The coffee program might be the most ambitious detail—they worked with local roaster Zab to develop a custom espresso specifically for espresso martinis, then built an entire coffee cocktail menu around techniques like clarified butter coffee and carbonated cold brew.
"The team became very good, so we were like, yeah, let's do something very good," Fortin laughs. "The main goal here is to be top 50 in the first year."

With the third address comes the third place
Coco Disco Club is the third in line following the opening Tittle Tattle and its adjoining Gargamelle project, but beneath the ambition lies a simpler motivation.
Jonik, who handles the business and marketing side, explains they were trying to solve a problem they felt as Plateau residents: "We just were missing something without being able to put a word on exactly what was missing," she says.
Their answer was to create what they call a social club—somewhere Gen Z and millennials could find that elusive third place between work and home. "It's a place where people meet," Fortin says. "Whatever in the day, whatever you want to do, it's a place to be."
The concept shows in the details: They keep notes on every customer, offer everything from weekend brunch to late-night cocktails, and price most dishes under $30 so regulars can afford to actually be regular. A third of their cocktail menu is non-alcoholic. They have plans to offer picnic baskets for takeaway, turning the restaurant into a neighbourhood resource.
And the Duluth Street location isn't coincidental, either—it's where Fortin and Jonik had their first date, lived in their first apartment, and now run their first restaurant together.
"It's kind of a long love story with the street," Fortin explains.

Neighbourhood institution speedrun
Less than a week after opening, Coco Disco Club already feels like it's achieving its social club ambitions. The reservations filled immediately, but they're committed to taking walk-ins and maintaining the kind of casual accessibility that lets people stop by for just a coffee or a quick bite.
Mathilde Jonik, Manu's sister and the third partner, brings five-star service training from palace hotels in France to what remains a fundamentally neighbourhood-focused operation. The goal, they say, is giving exceptional service at accessible prices—the kind of place where you can eat and drink well for $50.
"We take care of people the way we like to be taken care of when we go out," Manu explains. They keep detailed notes on customers, want to know everyone's names, and aim to create genuine community rather than just serve food.

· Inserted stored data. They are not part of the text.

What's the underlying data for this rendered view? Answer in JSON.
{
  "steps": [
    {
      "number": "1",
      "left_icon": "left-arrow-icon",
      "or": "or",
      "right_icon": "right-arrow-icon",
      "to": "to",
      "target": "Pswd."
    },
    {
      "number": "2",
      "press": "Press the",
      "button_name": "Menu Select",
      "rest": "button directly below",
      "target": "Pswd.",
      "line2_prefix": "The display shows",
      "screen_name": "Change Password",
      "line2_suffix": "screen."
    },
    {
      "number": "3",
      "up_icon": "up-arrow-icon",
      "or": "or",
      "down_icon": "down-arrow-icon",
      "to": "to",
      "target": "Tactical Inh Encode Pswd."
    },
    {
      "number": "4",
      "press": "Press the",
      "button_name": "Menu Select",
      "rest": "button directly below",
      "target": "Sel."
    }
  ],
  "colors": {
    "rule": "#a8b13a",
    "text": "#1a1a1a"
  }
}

The space itself reinforces this—30 seats inside surrounded by family photos and vintage details, plus a 30-seat terrasse filled with herbs and flowers that guests can harvest. A disco ball hangs in the centre (what else would you put in a place called Coco Disco Club?).
The Plateau location feels intentional rather than opportunistic. "When I came to Montreal, the Plateau was pretty fucking fire," Fortin says, noting the recent energy from neighbours like Cabaret L'enfer. "I really feel like it's coming back."